MAJALENGKA, WIP
Peternakan memiliki peranan yang
stategis dalam upaya pemantapan ketahanan pangan hewani, pemberdayaan ekonomi
masyarakat di pedesaan, serta dapat memacu pengembangan wilayah. Dalam
meningkatkan produktifitas dan daya saing produksi peternakan, faktor – faktor
strategis yang harus dikelola secara efisien dan efektif antara lain lahan,
tenaga kerja, modal, dan kewirausahaan. Jika pembangunan pertanian kita diarahkan
untuk memberikan pertumbuhan yang berkualitas (pro growth, pro-job, dan pro-poor),
maka peternakan memiliki potensi yang sangat baik untuk menciptakan pertumbuhan
yang berkualitas tersebut. Ironisnnya saat ini pembangunan peternakan belum
optimal memberikan pertumbuhan yang berkualitas.
Swasembada daging sapi 2014,
begitulah tekad yang dicanangkan oleh pemerintah pusat sebagai satu komitmen
dalam kemandirian pangan hewani, pemberdayaan ekonomi masyarakat dan memacu
pengembangan wilayah. Program ini juga merupakan peluang untuk dijadikan
pendorong dalam mengembalikan Indonesia sebagai eksportir sapi seperti pada
masa lalu. Tantangan ini tidak mudah, karena saat ini impor daging dan sapi
bakalan sangat besar, sekitar 30 persen dari kebutuhan daging nasional. Bahkan
ada kecenderungan volume impor terus meningkat yang secara otomatis akan
menguras devisa negara sangat besar. Bila kondisi ini tidak diwaspadai, hal ini
dapat menyebabkan kemandirian dan kedaulatan pangan hewani khususnya daging
sapi semakin jauh dari harapan.
Impor daging dan sapi bakalan semula
dimaksudkan hanya untuk mendukung dan menyambung kebutuhan daging sapi yang
terus meningkat. Di beberapa daerah ternyata daging dan sapi bakalan impor
justru berpotensi mengganggu peternakan sapi potong lokal. Harga daging, jeroan
dan sapi bakalan impor relatif sangat murah, karena sebagian besar merupakan
produk atau barang yang kurang berkualitas. Investasi peternakan sapi potong
skala besar semakin menjurus pada kegiatan hilir saja yaitu impor dan
perdagangan, dengan perputaran modal yang sangat cepat dan resiko yang lebih
kecil. Aktivitas peternakan sapi potong saat ini belum terintegrasi dan
bersinergi dengan kegiatan di sektor hulu. Sementara itu kegiatan di hulu yang
merupakan usaha pembibitan dan budidaya sapi, sebagian besar dilakukan oleh
peternak dengan skala terbatas dan dengan margin yang kecil. Mereka harus
menghadapi persaingan yang kurang seimbang, termasuk serbuan daging murah.

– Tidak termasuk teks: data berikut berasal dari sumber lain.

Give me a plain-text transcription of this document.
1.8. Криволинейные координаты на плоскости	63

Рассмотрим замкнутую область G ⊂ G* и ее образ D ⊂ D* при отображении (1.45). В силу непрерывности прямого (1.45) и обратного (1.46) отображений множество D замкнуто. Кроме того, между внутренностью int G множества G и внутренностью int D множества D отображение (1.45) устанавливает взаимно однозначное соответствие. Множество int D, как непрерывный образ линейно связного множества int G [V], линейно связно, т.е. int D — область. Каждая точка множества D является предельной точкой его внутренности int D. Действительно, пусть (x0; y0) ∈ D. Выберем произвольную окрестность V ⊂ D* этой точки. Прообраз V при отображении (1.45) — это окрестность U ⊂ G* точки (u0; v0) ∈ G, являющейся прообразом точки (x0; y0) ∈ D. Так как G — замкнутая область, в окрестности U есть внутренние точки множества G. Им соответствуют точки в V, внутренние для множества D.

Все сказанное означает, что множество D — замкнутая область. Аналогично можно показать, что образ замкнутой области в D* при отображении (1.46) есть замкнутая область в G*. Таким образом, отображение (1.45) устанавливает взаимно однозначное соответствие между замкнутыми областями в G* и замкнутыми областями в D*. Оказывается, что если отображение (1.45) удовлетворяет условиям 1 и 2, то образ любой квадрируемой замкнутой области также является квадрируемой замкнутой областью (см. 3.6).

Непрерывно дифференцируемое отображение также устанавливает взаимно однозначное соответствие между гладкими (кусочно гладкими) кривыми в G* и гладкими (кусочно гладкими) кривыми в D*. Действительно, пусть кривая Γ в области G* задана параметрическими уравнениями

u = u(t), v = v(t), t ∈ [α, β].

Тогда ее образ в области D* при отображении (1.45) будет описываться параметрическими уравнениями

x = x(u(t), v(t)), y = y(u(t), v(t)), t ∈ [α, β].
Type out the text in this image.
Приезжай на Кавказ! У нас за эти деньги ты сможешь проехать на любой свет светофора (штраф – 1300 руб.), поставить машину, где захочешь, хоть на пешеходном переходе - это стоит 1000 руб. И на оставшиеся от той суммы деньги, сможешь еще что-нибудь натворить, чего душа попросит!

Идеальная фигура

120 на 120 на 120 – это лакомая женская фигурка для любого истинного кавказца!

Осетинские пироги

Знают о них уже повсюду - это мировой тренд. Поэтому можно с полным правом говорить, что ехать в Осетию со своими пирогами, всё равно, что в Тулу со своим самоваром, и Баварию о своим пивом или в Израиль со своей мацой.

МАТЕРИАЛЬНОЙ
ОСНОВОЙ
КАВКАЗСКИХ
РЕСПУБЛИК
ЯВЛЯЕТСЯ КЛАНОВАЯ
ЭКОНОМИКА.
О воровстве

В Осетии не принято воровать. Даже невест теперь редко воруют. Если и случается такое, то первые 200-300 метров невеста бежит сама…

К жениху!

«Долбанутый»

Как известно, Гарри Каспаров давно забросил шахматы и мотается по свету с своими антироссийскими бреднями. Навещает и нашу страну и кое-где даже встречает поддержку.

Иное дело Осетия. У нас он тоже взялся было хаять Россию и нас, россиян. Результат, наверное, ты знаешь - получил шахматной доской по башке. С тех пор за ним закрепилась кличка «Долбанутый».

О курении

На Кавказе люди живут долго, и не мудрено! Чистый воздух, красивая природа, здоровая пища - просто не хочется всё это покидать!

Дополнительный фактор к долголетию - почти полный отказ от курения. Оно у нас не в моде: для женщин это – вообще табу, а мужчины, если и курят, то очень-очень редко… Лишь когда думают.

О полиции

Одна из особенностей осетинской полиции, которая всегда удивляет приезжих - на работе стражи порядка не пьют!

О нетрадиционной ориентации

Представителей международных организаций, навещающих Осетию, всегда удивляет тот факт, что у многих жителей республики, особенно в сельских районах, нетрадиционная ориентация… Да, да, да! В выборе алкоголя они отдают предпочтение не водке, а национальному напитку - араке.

Presiden pernah mencanangkan program
swasembada daging sapi 2010 melalui upaya revitalisasi pertanian sebagai dasar
untuk mengembangkan agribisnis sapi potong yang berdaya saing dan
sebesar-besarnya bagi kemakmuran rakyat. Namun program tersebut belum
memperoleh dukungan dana yang memadai. Program tersebut justru menghadapi
tantangan dan berbagai permasalahan baik dari aspek teknis, ekonomi, sosial
maupun kebijakan-kebijakan pendukungnya. Koordinasi antar instansi, antar
sektor, serta antar pengemban kepentingan juga masih sangat lemah, sehingga hal
ini perlu mendapat perhatian untuk masa yang akan datang
Sehubungan
dengan hal tersebut, pemerintah menurunkan program Rumah Potong Hewan
(RPH) yang bertujuan seperti yang telah
disebutkan diatas yang diantaranya adalah untuk memenuhi kebutuhan gizi
masyarakat yang dimungkinkan jauh dari jangkauan perkotaan secara geografis,
sehingga masyarakat diwilayah tersebut atau wilayah terpencil itu dapat
memenuhi kebutuhan gizinya secara mandiri.